Я открыл новую. На первой странице — пометка карандашом: «17–25 июня 1882, начало второй тетради второго года».

Дальше — запись.

16–20 июня. Тихая годовщина первого марта прошлого года — три с половиной месяца с задержкой. Я её отметил без церемонии, в одной короткой записи через пристань Прохора. Пятнадцать с половиной месяцев в Бережанске — это уже не «попадание», это жизнь. Я узнал на этой неделе, что моя нижнеярская узкая жизнь — кончилась. Здесь — широкая. Это, думаю, главный итог года.

Подумал, дописал ниже:

Аграфенин рассказ о матушке в четверг — самое важное, что я в этом году услышал. «Главное в жизни — быть свободным от страха. Страх — это самая большая клетка. Не повторяй мою ошибку». Я это принял. Это будет работать в моей голове как вторая формула, рядом с серафимовской «работой в тишине». Одна — о делах. Другая — о существовании. Обе мне нужны.

И ниже:

Анна возвращается в среду двадцать второго. Николай в пятой ступени к взрослой жизни. Гордеев в субботу один в трактире — первое предчувствие третьего хода. До тридцатого июня — десять дней. Я готовлюсь.

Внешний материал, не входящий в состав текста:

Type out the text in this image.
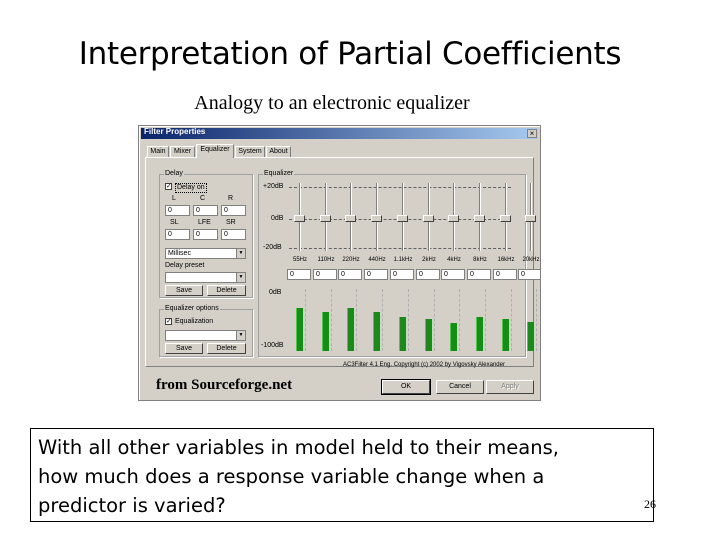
Interpretation of Partial Coefficients
Analogy to an electronic equalizer
Filter Properties	×
Main	Mixer	Equalizer	System	About
Delay
✓ Delay on
L	C	R
0	0	0
SL	LFE SR
0	0	0
Millisec	▼
Delay preset
▼
Save	Delete
Equalizer options
✓ Equalization
▼
Save	Delete
Equalizer
+20dB
0dB
-20dB
55Hz	110Hz	220Hz	440Hz	1.1kHz	2kHz	4kHz	8kHz	16kHz	20kHz
0	0	0	0	0	0	0	0	0	0
0dB
-100dB
AC3Filter 4.1 Eng. Copyright (c) 2002 by Vigovsky Alexander
OK	Cancel	Apply
from Sourceforge.net
With all other variables in model held to their means,
how much does a response variable change when a
predictor is varied?	26
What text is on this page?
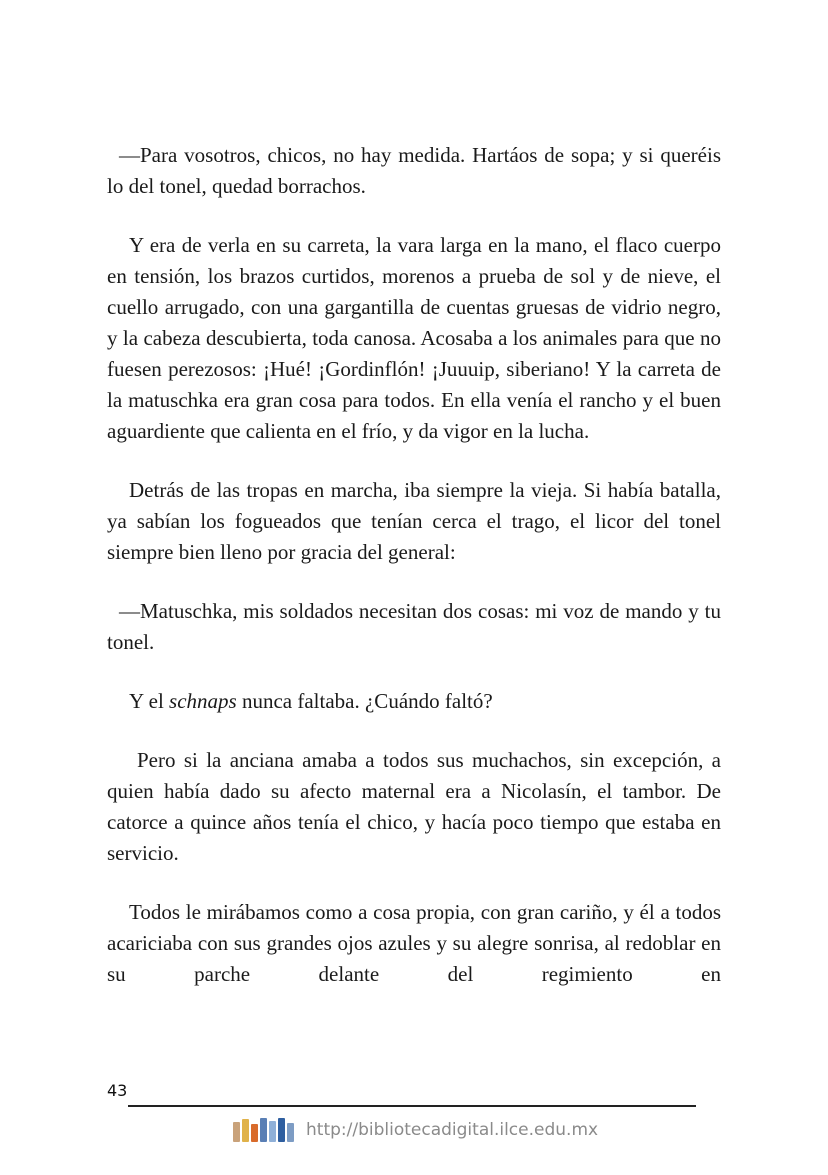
—Para vosotros, chicos, no hay medida. Hartáos de sopa; y si queréis lo del tonel, quedad borrachos.

Y era de verla en su carreta, la vara larga en la mano, el flaco cuerpo en tensión, los brazos curtidos, morenos a prueba de sol y de nieve, el cuello arrugado, con una gargantilla de cuentas gruesas de vidrio negro, y la cabeza descubierta, toda canosa. Acosaba a los animales para que no fuesen perezosos: ¡Hué! ¡Gordinflón! ¡Juuuip, siberiano! Y la carreta de la matuschka era gran cosa para todos. En ella venía el rancho y el buen aguardiente que calienta en el frío, y da vigor en la lucha.

Detrás de las tropas en marcha, iba siempre la vieja. Si había batalla, ya sabían los fogueados que tenían cerca el trago, el licor del tonel siempre bien lleno por gracia del general:

—Matuschka, mis soldados necesitan dos cosas: mi voz de mando y tu tonel.

Y el schnaps nunca faltaba. ¿Cuándo faltó?

Pero si la anciana amaba a todos sus muchachos, sin excepción, a quien había dado su afecto maternal era a Nicolasín, el tambor. De catorce a quince años tenía el chico, y hacía poco tiempo que estaba en servicio.

Todos le mirábamos como a cosa propia, con gran cariño, y él a todos acariciaba con sus grandes ojos azules y su alegre sonrisa, al redoblar en su parche delante del regimiento en

43
http://bibliotecadigital.ilce.edu.mx
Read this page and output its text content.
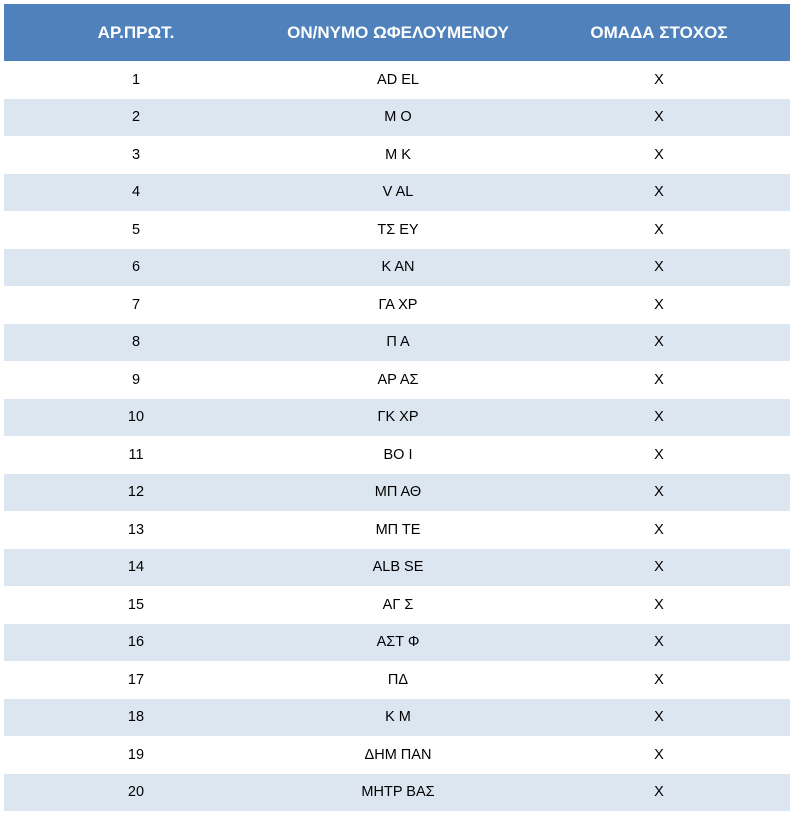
ΑΡ.ΠΡΩΤ.	ΟΝ/ΝΥΜΟ ΩΦΕΛΟΥΜΕΝΟΥ	ΟΜΑΔΑ ΣΤΟΧΟΣ
1	AD EL	X
2	Μ Ο	Χ
3	Μ Κ	Χ
4	V AL	Χ
5	ΤΣ ΕΥ	Χ
6	Κ ΑΝ	Χ
7	ΓΑ ΧΡ	Χ
8	Π Α	Χ
9	ΑΡ ΑΣ	Χ
10	ΓΚ ΧΡ	Χ
11	ΒΟ Ι	Χ
12	ΜΠ ΑΘ	Χ
13	ΜΠ ΤΕ	Χ
14	ALB SE	Χ
15	ΑΓ Σ	Χ
16	ΑΣΤ Φ	Χ
17	ΠΔ	Χ
18	Κ Μ	Χ
19	ΔΗΜ ΠΑΝ	Χ
20	ΜΗΤΡ ΒΑΣ	Χ
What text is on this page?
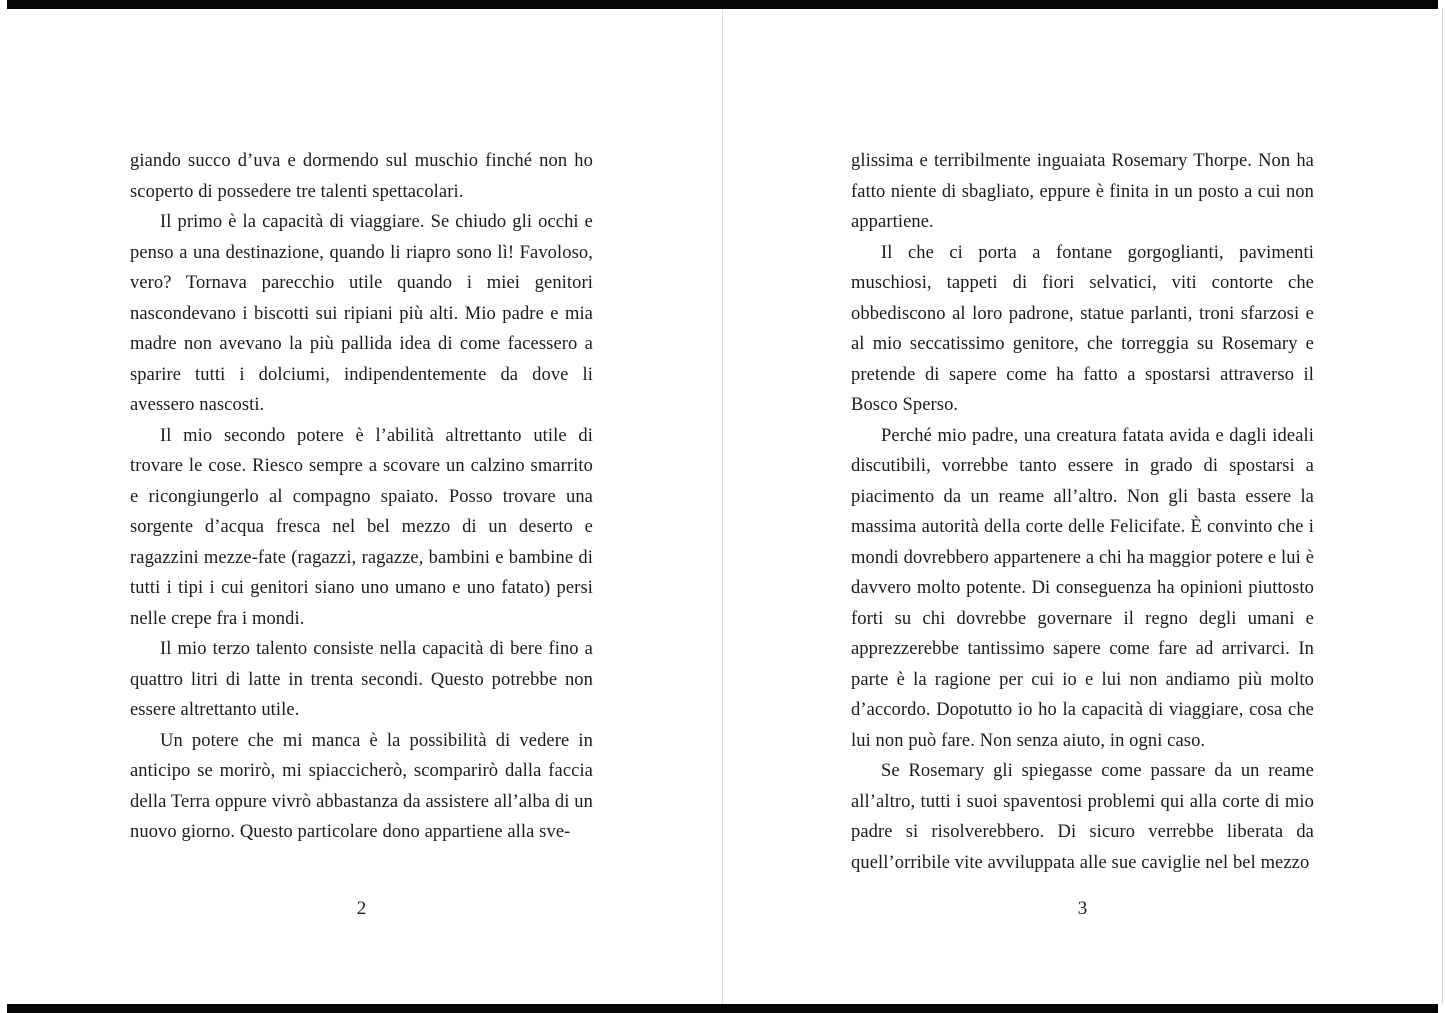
giando succo d’uva e dormendo sul muschio finché non ho scoperto di possedere tre talenti spettacolari.

Il primo è la capacità di viaggiare. Se chiudo gli occhi e penso a una destinazione, quando li riapro sono lì! Favoloso, vero? Tornava parecchio utile quando i miei genitori nascondevano i biscotti sui ripiani più alti. Mio padre e mia madre non avevano la più pallida idea di come facessero a sparire tutti i dolciumi, indipendentemente da dove li avessero nascosti.

Il mio secondo potere è l’abilità altrettanto utile di trovare le cose. Riesco sempre a scovare un calzino smarrito e ricongiungerlo al compagno spaiato. Posso trovare una sorgente d’acqua fresca nel bel mezzo di un deserto e ragazzini mezze-fate (ragazzi, ragazze, bambini e bambine di tutti i tipi i cui genitori siano uno umano e uno fatato) persi nelle crepe fra i mondi.

Il mio terzo talento consiste nella capacità di bere fino a quattro litri di latte in trenta secondi. Questo potrebbe non essere altrettanto utile.

Un potere che mi manca è la possibilità di vedere in anticipo se morirò, mi spiaccicherò, scomparirò dalla faccia della Terra oppure vivrò abbastanza da assistere all’alba di un nuovo giorno. Questo particolare dono appartiene alla sve-

2

glissima e terribilmente inguaiata Rosemary Thorpe. Non ha fatto niente di sbagliato, eppure è finita in un posto a cui non appartiene.

Il che ci porta a fontane gorgoglianti, pavimenti muschiosi, tappeti di fiori selvatici, viti contorte che obbediscono al loro padrone, statue parlanti, troni sfarzosi e al mio seccatissimo genitore, che torreggia su Rosemary e pretende di sapere come ha fatto a spostarsi attraverso il Bosco Sperso.

Perché mio padre, una creatura fatata avida e dagli ideali discutibili, vorrebbe tanto essere in grado di spostarsi a piacimento da un reame all’altro. Non gli basta essere la massima autorità della corte delle Felicifate. È convinto che i mondi dovrebbero appartenere a chi ha maggior potere e lui è davvero molto potente. Di conseguenza ha opinioni piuttosto forti su chi dovrebbe governare il regno degli umani e apprezzerebbe tantissimo sapere come fare ad arrivarci. In parte è la ragione per cui io e lui non andiamo più molto d’accordo. Dopotutto io ho la capacità di viaggiare, cosa che lui non può fare. Non senza aiuto, in ogni caso.

Se Rosemary gli spiegasse come passare da un reame all’altro, tutti i suoi spaventosi problemi qui alla corte di mio padre si risolverebbero. Di sicuro verrebbe liberata da quell’orribile vite avviluppata alle sue caviglie nel bel mezzo

3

Закрыл новую тетрадь. Положил в верхний ящик. Старую — переложил в нижний, к двум прошлогодним, которые я храню там как архив.

В верхнем ящике остались: пустая банка от долгушинского варенья (Аграфена помыла её в воскресенье после обеда, сказала: «Пусть будет на память. Михаил Петрович был хороший человек»), три Анниных письма за весну, новая зелёная тетрадь и кошелёк со служебной мелочью.

Утреннее июньское солнце в окне кабинета шло косо через жалюзи, ложилось на стол. На улице — тёплое, мирное воскресное настроение, хотя был понедельник. За окном на пристани стоял Прохор — далеко, в его маленькой папахе, измерял уровень воды по своему столбу. Пятнадцать с половиной месяцев Бережанска. Третий год начинался.

Я закрыл ящик, открыл папку с понедельничной повесткой. Текущая работа продолжалась.